Sometimes you need to get a web coding job done. Maybe you’re on a laptop with no WiFi or network access. Maybe you’re on a Windows machine and don’t want the hassle of installing Apache, MySQL and PHP separately. Whatever the situation, you need a web server, database server and server-side scripting language now. That’s where XAMPP comes in.
Downloaded from those lovely people at www.apachefriends.org, XAMPP is an easy-to-install, easy-to-use package that will give you a local web server with very little fuss. You can even unzip the entire thing onto a pen drive and run it as a portable app (although it’s a shade slow, especially if you then run Portable Komodo Edit alongside it!).

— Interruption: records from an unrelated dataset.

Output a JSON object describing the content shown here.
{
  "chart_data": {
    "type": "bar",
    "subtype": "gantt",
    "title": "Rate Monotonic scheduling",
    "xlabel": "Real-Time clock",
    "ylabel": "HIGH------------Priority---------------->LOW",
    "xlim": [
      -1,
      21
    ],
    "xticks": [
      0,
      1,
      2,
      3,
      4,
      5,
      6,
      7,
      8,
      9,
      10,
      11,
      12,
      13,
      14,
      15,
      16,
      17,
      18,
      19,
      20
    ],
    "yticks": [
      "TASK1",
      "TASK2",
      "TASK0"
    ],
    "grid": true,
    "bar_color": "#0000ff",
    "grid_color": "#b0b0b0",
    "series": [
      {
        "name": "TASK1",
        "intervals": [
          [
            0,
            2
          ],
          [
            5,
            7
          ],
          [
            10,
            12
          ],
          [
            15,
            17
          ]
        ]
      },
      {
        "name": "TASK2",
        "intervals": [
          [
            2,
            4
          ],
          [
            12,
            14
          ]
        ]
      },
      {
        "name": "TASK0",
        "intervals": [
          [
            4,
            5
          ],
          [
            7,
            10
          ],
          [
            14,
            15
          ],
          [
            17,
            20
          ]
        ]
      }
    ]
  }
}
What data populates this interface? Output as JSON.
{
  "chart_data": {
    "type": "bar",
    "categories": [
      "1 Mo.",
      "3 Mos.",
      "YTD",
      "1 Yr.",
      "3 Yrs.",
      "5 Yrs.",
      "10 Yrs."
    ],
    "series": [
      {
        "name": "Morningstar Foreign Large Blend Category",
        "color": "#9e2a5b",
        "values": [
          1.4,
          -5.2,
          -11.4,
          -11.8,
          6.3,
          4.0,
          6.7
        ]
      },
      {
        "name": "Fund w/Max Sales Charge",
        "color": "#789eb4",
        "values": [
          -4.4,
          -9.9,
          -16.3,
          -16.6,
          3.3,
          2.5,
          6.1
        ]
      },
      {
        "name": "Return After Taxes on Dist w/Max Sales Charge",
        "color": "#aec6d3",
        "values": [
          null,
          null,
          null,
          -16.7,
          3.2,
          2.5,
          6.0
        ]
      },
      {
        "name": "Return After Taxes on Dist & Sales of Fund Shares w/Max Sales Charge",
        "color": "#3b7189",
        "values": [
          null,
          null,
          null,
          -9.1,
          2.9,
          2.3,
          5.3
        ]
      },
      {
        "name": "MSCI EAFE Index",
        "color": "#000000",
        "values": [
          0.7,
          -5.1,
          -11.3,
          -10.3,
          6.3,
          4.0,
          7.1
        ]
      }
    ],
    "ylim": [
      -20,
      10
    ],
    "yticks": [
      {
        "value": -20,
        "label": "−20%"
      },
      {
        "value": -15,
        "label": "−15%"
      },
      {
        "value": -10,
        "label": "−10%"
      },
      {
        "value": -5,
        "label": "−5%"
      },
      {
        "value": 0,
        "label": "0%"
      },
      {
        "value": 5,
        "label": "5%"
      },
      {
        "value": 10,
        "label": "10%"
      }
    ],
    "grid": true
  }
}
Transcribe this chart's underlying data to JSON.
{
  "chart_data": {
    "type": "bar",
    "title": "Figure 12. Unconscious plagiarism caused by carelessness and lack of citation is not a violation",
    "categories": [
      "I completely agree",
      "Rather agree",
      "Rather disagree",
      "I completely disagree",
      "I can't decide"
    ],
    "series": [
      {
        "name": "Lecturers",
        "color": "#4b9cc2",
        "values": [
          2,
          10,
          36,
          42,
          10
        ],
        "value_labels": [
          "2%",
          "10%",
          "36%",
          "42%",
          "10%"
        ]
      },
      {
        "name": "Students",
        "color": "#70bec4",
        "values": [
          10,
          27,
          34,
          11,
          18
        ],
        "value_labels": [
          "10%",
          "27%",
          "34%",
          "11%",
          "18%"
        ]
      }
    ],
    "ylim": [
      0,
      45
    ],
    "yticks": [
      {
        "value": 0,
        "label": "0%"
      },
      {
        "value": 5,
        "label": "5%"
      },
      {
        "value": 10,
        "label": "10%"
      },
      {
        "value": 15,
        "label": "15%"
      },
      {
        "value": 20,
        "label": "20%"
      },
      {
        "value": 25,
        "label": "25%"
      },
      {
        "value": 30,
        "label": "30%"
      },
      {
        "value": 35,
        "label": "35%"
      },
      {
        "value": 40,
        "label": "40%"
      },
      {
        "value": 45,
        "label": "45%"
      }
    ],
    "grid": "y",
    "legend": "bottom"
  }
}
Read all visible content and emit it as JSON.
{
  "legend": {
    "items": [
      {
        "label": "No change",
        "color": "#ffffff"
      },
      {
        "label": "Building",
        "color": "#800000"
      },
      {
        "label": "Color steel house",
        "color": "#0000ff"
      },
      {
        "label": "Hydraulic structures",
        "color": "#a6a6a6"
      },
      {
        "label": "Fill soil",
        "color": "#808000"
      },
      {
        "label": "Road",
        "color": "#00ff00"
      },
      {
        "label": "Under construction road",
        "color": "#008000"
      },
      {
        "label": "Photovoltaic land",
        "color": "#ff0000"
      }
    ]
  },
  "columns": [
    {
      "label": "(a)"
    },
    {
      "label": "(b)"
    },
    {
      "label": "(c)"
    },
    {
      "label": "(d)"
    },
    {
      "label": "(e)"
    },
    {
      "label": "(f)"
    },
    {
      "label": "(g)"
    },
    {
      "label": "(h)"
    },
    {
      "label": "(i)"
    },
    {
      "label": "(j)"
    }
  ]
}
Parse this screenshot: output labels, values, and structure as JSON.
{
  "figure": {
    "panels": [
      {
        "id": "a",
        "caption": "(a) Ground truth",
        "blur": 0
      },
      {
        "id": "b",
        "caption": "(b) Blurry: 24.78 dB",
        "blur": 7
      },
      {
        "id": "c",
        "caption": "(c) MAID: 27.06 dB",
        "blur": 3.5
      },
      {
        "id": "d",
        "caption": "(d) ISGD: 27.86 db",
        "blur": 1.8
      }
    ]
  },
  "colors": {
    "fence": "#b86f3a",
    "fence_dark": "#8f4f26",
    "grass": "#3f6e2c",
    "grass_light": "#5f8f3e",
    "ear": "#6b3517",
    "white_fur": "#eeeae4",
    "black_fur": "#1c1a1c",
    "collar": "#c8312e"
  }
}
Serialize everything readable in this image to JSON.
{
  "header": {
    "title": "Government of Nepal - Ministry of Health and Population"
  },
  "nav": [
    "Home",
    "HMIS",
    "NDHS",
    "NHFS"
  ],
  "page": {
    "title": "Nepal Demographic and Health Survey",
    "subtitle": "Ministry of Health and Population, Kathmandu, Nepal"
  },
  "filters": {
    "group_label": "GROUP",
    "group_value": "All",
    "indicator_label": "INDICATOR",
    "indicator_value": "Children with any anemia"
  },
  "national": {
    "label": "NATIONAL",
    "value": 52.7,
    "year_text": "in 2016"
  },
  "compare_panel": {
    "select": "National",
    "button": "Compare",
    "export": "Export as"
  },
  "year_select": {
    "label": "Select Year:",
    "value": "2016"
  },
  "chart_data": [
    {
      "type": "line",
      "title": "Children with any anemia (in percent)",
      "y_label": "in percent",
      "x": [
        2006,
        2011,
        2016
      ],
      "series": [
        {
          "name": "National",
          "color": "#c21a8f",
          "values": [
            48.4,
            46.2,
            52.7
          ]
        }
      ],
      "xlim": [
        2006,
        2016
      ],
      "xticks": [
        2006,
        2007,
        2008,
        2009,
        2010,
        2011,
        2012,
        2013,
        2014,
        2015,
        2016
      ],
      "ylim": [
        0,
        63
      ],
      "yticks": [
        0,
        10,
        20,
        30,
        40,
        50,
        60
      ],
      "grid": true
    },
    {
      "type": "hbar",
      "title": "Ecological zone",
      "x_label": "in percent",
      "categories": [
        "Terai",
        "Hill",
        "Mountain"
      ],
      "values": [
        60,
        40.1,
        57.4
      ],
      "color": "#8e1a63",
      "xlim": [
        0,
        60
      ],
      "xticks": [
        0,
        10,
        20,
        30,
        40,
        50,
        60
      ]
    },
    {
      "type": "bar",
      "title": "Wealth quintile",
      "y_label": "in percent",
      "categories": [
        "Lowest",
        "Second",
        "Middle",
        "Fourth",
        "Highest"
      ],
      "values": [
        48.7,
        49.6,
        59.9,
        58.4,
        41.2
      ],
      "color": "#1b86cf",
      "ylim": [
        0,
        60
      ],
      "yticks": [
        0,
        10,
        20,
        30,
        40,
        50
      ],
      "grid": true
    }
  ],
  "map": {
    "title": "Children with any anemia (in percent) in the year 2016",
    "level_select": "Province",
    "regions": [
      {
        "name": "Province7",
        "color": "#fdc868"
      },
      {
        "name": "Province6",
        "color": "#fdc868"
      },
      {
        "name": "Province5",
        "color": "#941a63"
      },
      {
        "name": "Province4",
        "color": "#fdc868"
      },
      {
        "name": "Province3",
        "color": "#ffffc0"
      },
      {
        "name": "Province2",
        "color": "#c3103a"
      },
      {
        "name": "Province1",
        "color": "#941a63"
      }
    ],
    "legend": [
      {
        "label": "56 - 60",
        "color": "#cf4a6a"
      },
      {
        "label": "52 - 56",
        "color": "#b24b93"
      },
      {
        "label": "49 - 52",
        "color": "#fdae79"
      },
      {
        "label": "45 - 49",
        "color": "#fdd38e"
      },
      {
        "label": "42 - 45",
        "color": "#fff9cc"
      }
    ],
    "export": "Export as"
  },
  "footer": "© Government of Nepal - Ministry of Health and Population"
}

When you run the exe for the control panel, you get this friendly little dialog box and a new, shiny, icon in your notification area:
The Svc tick boxes down the left hand side are for getting Windows to run the whole thing automatically. This isn’t necessary for the casual use I put XAMPP to. When you need a web server, you click “Start” for Apache. When you need a database, click “Start” for MySQL. Not a clue what Mercury is, in this context, and FileZilla is there for FTP transfer of files – never needed it on the local machine. Also, I’ve always seen the “Directory mismatch” warning and it’s never affected what I’m working on.
It is nothing short of a gem of an application. It has saved my development bacon a few times when I’ve needed a server at short notice. Running it doesn’t slow your machine down noticably.
More complex options are available, of course. You could have a Linux server sat on your network for these occasions, or a virtual machine of some sort on your own computer. But the Linux box relies on a network connection and the VM can eat into your system resources. XAMPP goes in and does the job it needs to do.